Les autres obstacles à l’accès sont l’ignorance et la méfiance envers les institutions publiques : dans de nombreuses régions, la procédure d’accès à l’avortement n’est pas enseignée dans les écoles ou discutée dans d’autres lieux publics. Les voies d’accès peuvent être difficiles et confuses. Certaines populations, notamment les Autochtones, les personnes racialisées, les personnes handicapées, les personnes vivant dans la pauvreté et les personnes 2SLGBTQIA+, ont une longue histoire de violence, de mauvais traitements et de négligence médicale, tant de la part de la communauté médicale au sens large que des différents niveaux de gouvernement, en raison du racisme et du colonialisme. La réparation de ces relations et le renforcement de la confiance dans les services de santé publique doivent faire partie du travail de réconciliation et des efforts de réparation.

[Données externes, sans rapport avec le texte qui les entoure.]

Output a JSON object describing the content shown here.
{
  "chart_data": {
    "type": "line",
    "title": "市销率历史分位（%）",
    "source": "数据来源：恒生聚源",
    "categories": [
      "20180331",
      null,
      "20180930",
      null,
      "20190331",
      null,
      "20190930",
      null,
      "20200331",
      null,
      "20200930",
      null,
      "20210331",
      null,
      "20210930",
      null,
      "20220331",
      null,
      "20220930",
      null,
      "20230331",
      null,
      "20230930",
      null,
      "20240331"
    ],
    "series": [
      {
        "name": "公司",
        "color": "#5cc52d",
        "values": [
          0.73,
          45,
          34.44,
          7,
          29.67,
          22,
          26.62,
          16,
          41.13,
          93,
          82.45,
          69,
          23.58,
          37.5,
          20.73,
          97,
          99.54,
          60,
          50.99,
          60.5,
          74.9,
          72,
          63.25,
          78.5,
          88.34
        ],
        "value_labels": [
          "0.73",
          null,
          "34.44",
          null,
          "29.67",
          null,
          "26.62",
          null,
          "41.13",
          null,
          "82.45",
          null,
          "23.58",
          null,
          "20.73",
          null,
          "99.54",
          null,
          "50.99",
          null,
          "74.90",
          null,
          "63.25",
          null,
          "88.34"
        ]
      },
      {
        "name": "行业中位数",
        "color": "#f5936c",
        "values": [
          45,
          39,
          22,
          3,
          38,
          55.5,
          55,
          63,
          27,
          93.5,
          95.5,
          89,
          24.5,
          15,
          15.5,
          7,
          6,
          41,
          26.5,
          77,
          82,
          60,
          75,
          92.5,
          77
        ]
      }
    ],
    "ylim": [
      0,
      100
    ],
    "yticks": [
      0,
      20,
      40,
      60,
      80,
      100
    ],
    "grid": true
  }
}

Un autre problème est que l’avortement est généralement considéré comme une question concernant strictement les femmes cisgenres : or il n’en est rien. Des personnes de divers sexes et identités peuvent avoir besoin de services d’avortement, un fait qui n’est toujours pas bien compris ou soutenu par de nombreux décideurs politiques et professionnels de la santé en raison d’un manque d’éducation et de sensibilisation, ainsi que de préjugés. Les personnes 2ELGBTQIA+ sont déjà confrontées à de nombreux obstacles en matière d’accès aux services de santé, et l’avortement ne fait pas exception. De meilleurs services d’avortement qui reconnaissent les expériences vécues et les besoins uniques en matière de soins de santé des personnes 2ELGBTQIA+ sont nécessaires de toute urgence dans tout le pays.

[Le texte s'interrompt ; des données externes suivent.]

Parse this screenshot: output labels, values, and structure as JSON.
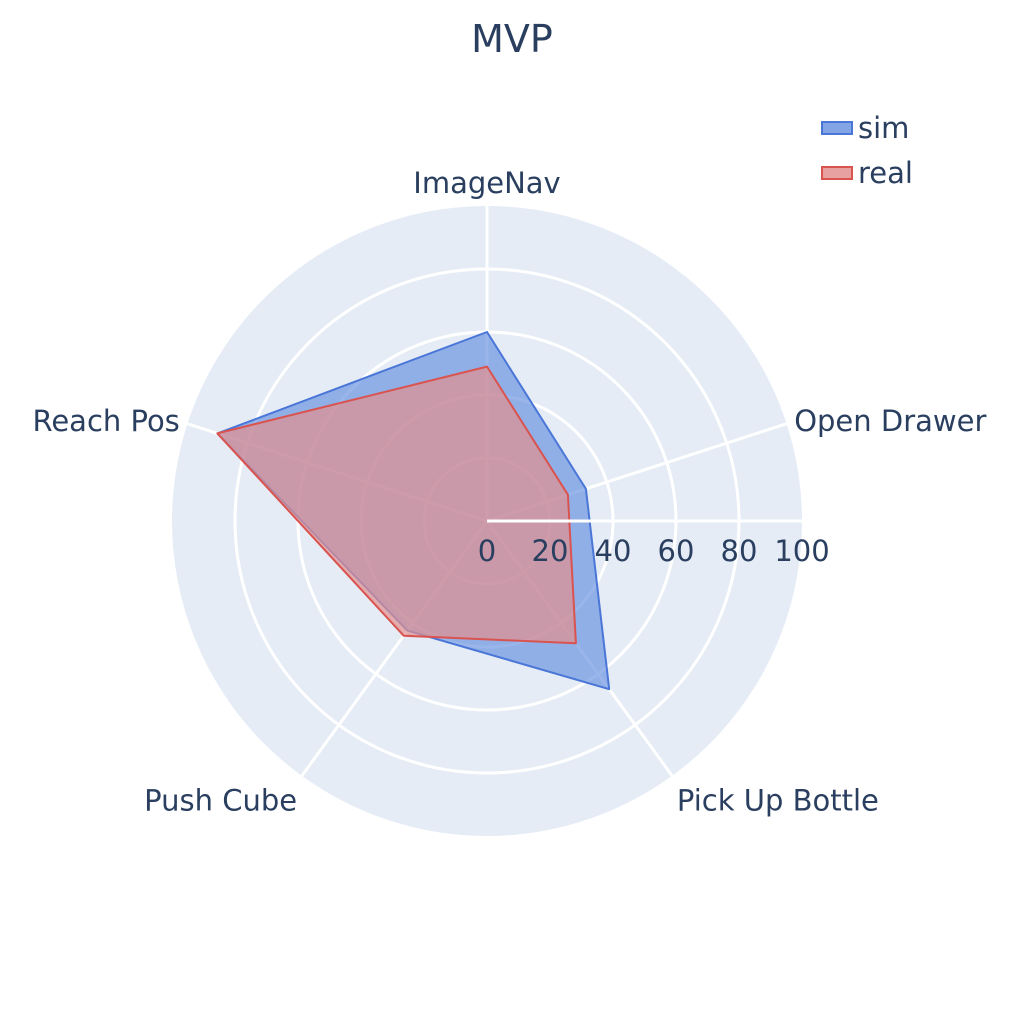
{
  "chart_data": {
    "type": "radar",
    "title": "MVP",
    "categories": [
      "Open Drawer",
      "ImageNav",
      "Reach Pos",
      "Push Cube",
      "Pick Up Bottle"
    ],
    "radial_range": [
      0,
      100
    ],
    "radial_ticks": [
      "0",
      "20",
      "40",
      "60",
      "80",
      "100"
    ],
    "grid": true,
    "legend_position": "top-right",
    "series": [
      {
        "name": "sim",
        "values": [
          33,
          60,
          90,
          43,
          66
        ],
        "color": "#4a76d8",
        "fill": "#6e95e1"
      },
      {
        "name": "real",
        "values": [
          27,
          49,
          90,
          45,
          48
        ],
        "color": "#d9534f",
        "fill": "#e3908f"
      }
    ],
    "background_color": "#e5ecf6",
    "grid_color": "#ffffff",
    "text_color": "#2a3f5f"
  }
}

La stigmatisation est également un obstacle à l’accès à l’avortement — à la fois intériorisée, par la personne qui envisage de recourir à l’avortement, et par la communauté dans son ensemble. Cette stigmatisation est attribuable à divers facteurs, notamment le manque d’éducation sur l’avortement en tant que service de santé légitime et nécessaire comme tout autre, le manque de compréhension des innombrables raisons pour lesquelles une personne peut avoir recours à l’avortement, et les forces plus larges de la misogynie, du racisme et du colonialisme qui cherchent à contrôler le corps et les choix des femmes, des transgenres, des personnes de genre différent ou queer et des personnes bispirituelles. Nous devons opposer à ces récits le simple fait que l’avortement est un soin de santé nécessaire à de nombreuses identités.
L’avortement étant un sujet très polémique, la question de la sécurité physique et émotionnelle de l’accès à ce service dans une communauté se pose également : de nombreuses provinces n’ont pas de législation pour établir des « zones sûres » garantissant qu’une personne peut entrer dans une clinique ou un site de soins sans craindre d’être harcelée par des manifestants. L’avortement ne sera pas pleinement accessible au Canada tant que chaque personne cherchant à se faire avorter n’aura pas la garantie de pouvoir le faire sans craindre l’intimidation et le harcèlement.
Ce qui précède donne un aperçu des nombreuses barrières qui doivent être levées pour améliorer l’accès à l’avortement au Canada et nous faire passer d’un état de légalité passive à un accès et à des soins actifs. Mais en plus de ces préoccupations, il existe une menace réelle de retour en arrière au Canada en ce qui concerne la légalité de l’avortement ou l’accès à celui-ci : Divers projets de loi d’initiative parlementaire ont été déposés dans ce but au cours des dernières années. Pour résumer : nous devons également rester vigilants quant au droit humain fondamental à l’avortement et à tous les services de santé connexes.